Il s'agit d'un récit que j'hésite à nommer roman tant il est bref (à peine 116 pages) pour 27
chapitres. Le film d'Alain Corneau, que je n'ai pas encore vu, a sans doute beaucoup contribué à la renommée de ce roman qui à lui seul ne me semble pas mériter toute l'attention qu'il a pu soulever (grâce notamment aux programmes de l'Éducation nationale).
De quoi s'agit-il ? En 1650, Monsieur de Sainte Colombe, un musicien, perd son épouse et se trouve ainsi chargé d'élever leurs deux filles, Madeleine et Toinette. Il confie le soin de leur éducation à Monsieur de Bures, un représentant des Jansénistes de Port-Royal et passe quant à lui le plus clair de son temps dans sa cabane au fond du jardin où il joue de la viole et compose. Dès que ses filles arrivent en âge, il les initie à son art. Prié de venir à la cour afin de jouer pour le roi, il refuse et se retire encore un peu plus dans sa cabane au bord de la Bièvre. Un jeune homme, chassé de la maîtrise du roi en raison de sa mue, vient lui demander de l'accueillir comme élève. Bien qu'irascible et taciturne, Monsieur de Sainte Colombe accepte. Le jeune homme, Monsieur Marin Marais, séduira à tour de rôle les deux filles avant de se faire chasser pour avoir brûlé sa viole à la chaufferette de la reine. Madeleine sombre dans la dépression et finit par se pendre, sa soeur se marie et devient mère de cinq enfants. Monsieur de Sainte Colombe dans sa cabane a reconstitué la tableau Nature morte aux gaufrettes de Lubin Baugin et lorsqu'il joue de la viole, il parvient à faire revenir son épouse disparue jusqu'au jour où, à son tour il approche à son tour de la mort et confie à Marin Marais "un ou deux arias capables de réveiller les morts."
De 1650 à 1689, c'est donc une quarantaine d'années que l'auteur relate en cette centaine de pages. Les ellipses sont nombreuses, les références (à Port-Royal, au jansénisme, au baroque, aux Libertins) allusives, les écarts érotiques parfois crus détonnent et semblent des concessions incongrues à la modernité voire au commerce, les éclats de colère du héros qui parle peu mais casse beaucoup sont excessifs.

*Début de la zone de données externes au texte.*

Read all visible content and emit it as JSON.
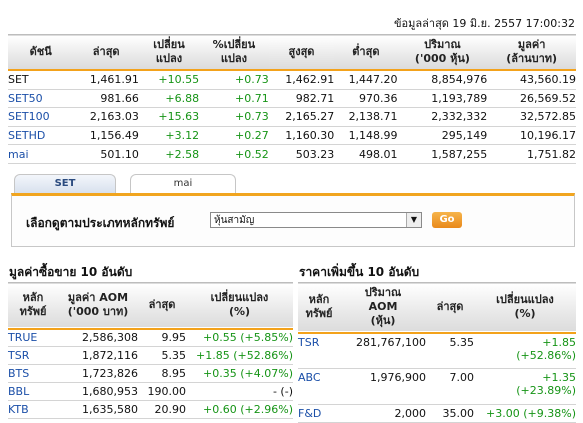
{
  "header": {
    "updated": "ข้อมูลล่าสุด 19 มิ.ย. 2557 17:00:32"
  },
  "market_table": {
    "columns": [
      "ดัชนี",
      "ล่าสุด",
      "เปลี่ยน\nแปลง",
      "%เปลี่ยน\nแปลง",
      "สูงสุด",
      "ต่ำสุด",
      "ปริมาณ\n('000 หุ้น)",
      "มูลค่า\n(ล้านบาท)"
    ],
    "rows": [
      [
        "SET",
        "1,461.91",
        "+10.55",
        "+0.73",
        "1,462.91",
        "1,447.20",
        "8,854,976",
        "43,560.19"
      ],
      [
        "SET50",
        "981.66",
        "+6.88",
        "+0.71",
        "982.71",
        "970.36",
        "1,193,789",
        "26,569.52"
      ],
      [
        "SET100",
        "2,163.03",
        "+15.63",
        "+0.73",
        "2,165.27",
        "2,138.71",
        "2,332,332",
        "32,572.85"
      ],
      [
        "SETHD",
        "1,156.49",
        "+3.12",
        "+0.27",
        "1,160.30",
        "1,148.99",
        "295,149",
        "10,196.17"
      ],
      [
        "mai",
        "501.10",
        "+2.58",
        "+0.52",
        "503.23",
        "498.01",
        "1,587,255",
        "1,751.82"
      ]
    ]
  },
  "tabs": [
    {
      "label": "SET"
    },
    {
      "label": "mai"
    }
  ],
  "filter": {
    "label": "เลือกดูตามประเภทหลักทรัพย์",
    "selected": "หุ้นสามัญ",
    "go_label": "Go"
  },
  "top_value": {
    "title": "มูลค่าซื้อขาย 10 อันดับ",
    "columns": [
      "หลัก\nทรัพย์",
      "มูลค่า AOM\n('000 บาท)",
      "ล่าสุด",
      "เปลี่ยนแปลง\n(%)"
    ],
    "rows": [
      [
        "TRUE",
        "2,586,308",
        "9.95",
        "+0.55 (+5.85%)"
      ],
      [
        "TSR",
        "1,872,116",
        "5.35",
        "+1.85 (+52.86%)"
      ],
      [
        "BTS",
        "1,723,826",
        "8.95",
        "+0.35 (+4.07%)"
      ],
      [
        "BBL",
        "1,680,953",
        "190.00",
        "- (-)"
      ],
      [
        "KTB",
        "1,635,580",
        "20.90",
        "+0.60 (+2.96%)"
      ]
    ]
  },
  "top_gainers": {
    "title": "ราคาเพิ่มขึ้น 10 อันดับ",
    "columns": [
      "หลัก\nทรัพย์",
      "ปริมาณ\nAOM\n(หุ้น)",
      "ล่าสุด",
      "เปลี่ยนแปลง\n(%)"
    ],
    "rows": [
      [
        "TSR",
        "281,767,100",
        "5.35",
        "+1.85",
        "(+52.86%)"
      ],
      [
        "ABC",
        "1,976,900",
        "7.00",
        "+1.35",
        "(+23.89%)"
      ],
      [
        "F&D",
        "2,000",
        "35.00",
        "+3.00 (+9.38%)",
        ""
      ]
    ]
  },
  "colors": {
    "positive": "#169416",
    "symbol": "#1b4fa8",
    "accent": "#f3a21b"
  }
}
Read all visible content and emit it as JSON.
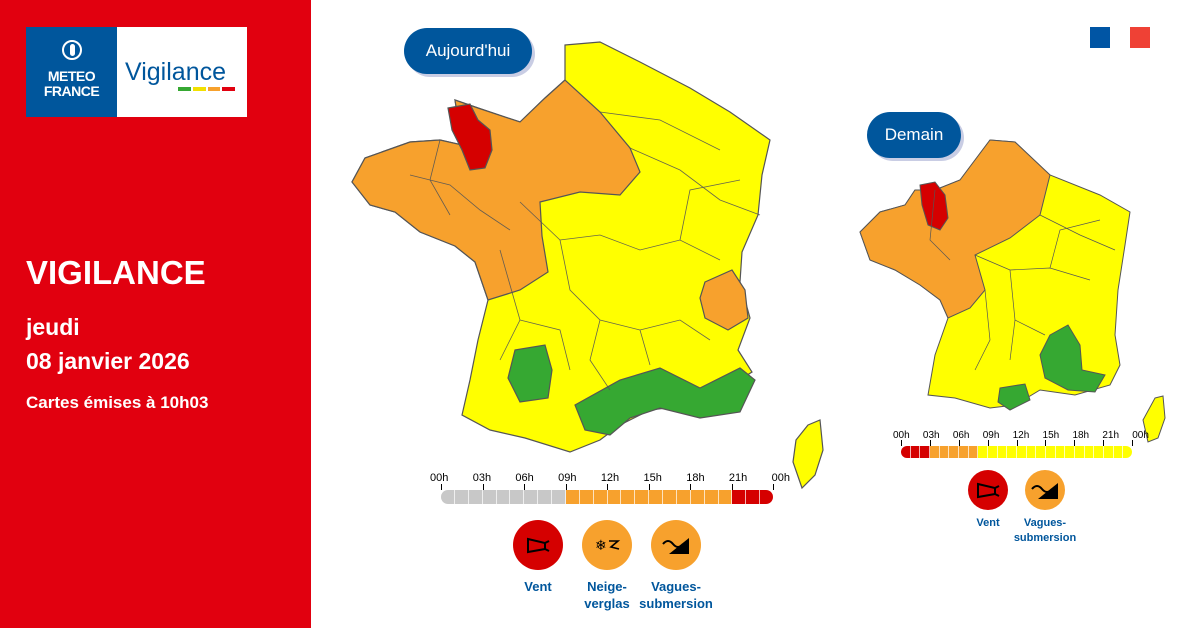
{
  "branding": {
    "meteo_line1": "METEO",
    "meteo_line2": "FRANCE",
    "vigilance_logo": "Vigilance",
    "logo_bar_colors": [
      "#36a832",
      "#f2e000",
      "#f7a12d",
      "#e1000f"
    ]
  },
  "header": {
    "title": "VIGILANCE",
    "day": "jeudi",
    "date": "08 janvier 2026",
    "issued": "Cartes émises à 10h03"
  },
  "colors": {
    "panel_red": "#e1000f",
    "navy": "#00569c",
    "vigilance_green": "#36a832",
    "vigilance_yellow": "#ffff00",
    "vigilance_orange": "#f7a12d",
    "vigilance_red": "#d50000",
    "timeline_gray": "#c8c8c8"
  },
  "flag_colors": [
    "#0055a4",
    "#ffffff",
    "#ef4135"
  ],
  "maps": {
    "today": {
      "label": "Aujourd'hui",
      "timeline": {
        "hours": [
          "00h",
          "03h",
          "06h",
          "09h",
          "12h",
          "15h",
          "18h",
          "21h",
          "00h"
        ],
        "segments": [
          "gray",
          "gray",
          "gray",
          "gray",
          "gray",
          "gray",
          "gray",
          "gray",
          "gray",
          "gray",
          "gray",
          "gray",
          "gray",
          "gray",
          "gray",
          "gray",
          "gray",
          "gray",
          "gray",
          "gray",
          "gray",
          "gray",
          "gray",
          "gray",
          "gray",
          "gray",
          "gray",
          "gray",
          "gray",
          "gray",
          "gray",
          "gray",
          "gray",
          "gray",
          "gray",
          "gray",
          "gray",
          "gray",
          "gray",
          "gray",
          "gray",
          "gray",
          "gray",
          "gray",
          "gray",
          "gray",
          "gray",
          "gray",
          "gray",
          "gray",
          "gray",
          "gray",
          "gray",
          "gray",
          "gray",
          "gray",
          "gray",
          "gray",
          "gray",
          "gray",
          "gray",
          "gray",
          "gray",
          "gray",
          "gray",
          "gray",
          "gray",
          "gray",
          "gray",
          "gray",
          "gray",
          "gray",
          "gray",
          "gray",
          "gray",
          "gray",
          "gray",
          "gray",
          "gray",
          "gray",
          "gray",
          "gray",
          "gray",
          "gray"
        ]
      },
      "hazards": [
        {
          "icon": "wind-icon",
          "label": "Vent",
          "level": "red"
        },
        {
          "icon": "snow-ice-icon",
          "label": "Neige-\nverglas",
          "level": "orange"
        },
        {
          "icon": "wave-submersion-icon",
          "label": "Vagues-\nsubmersion",
          "level": "orange"
        }
      ]
    },
    "tomorrow": {
      "label": "Demain",
      "timeline": {
        "hours": [
          "00h",
          "03h",
          "06h",
          "09h",
          "12h",
          "15h",
          "18h",
          "21h",
          "00h"
        ]
      },
      "hazards": [
        {
          "icon": "wind-icon",
          "label": "Vent",
          "level": "red"
        },
        {
          "icon": "wave-submersion-icon",
          "label": "Vagues-\nsubmersion",
          "level": "orange"
        }
      ]
    }
  }
}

La poésie peine à s'insinuer, sauf peut-être dans la description des paysages :
"Il aimait le balancement que donnait l'eau, le feuillage des branches des saules qui tombait sur son visage et le silence et l'attention des pêcheurs plus loin [...] Il écoutait les chevesnes et les goujons s'ébattre et rompre le silence d'un coup de queue ou bien au moyen de leur petites bouches blanches qui s'ouvraient à la surface de l'eau pour manger l'air." (p.35)
En somme, un petit roman, vite lu et sans doute vite oublié si je n'avais pris le temps d'écrire cet article.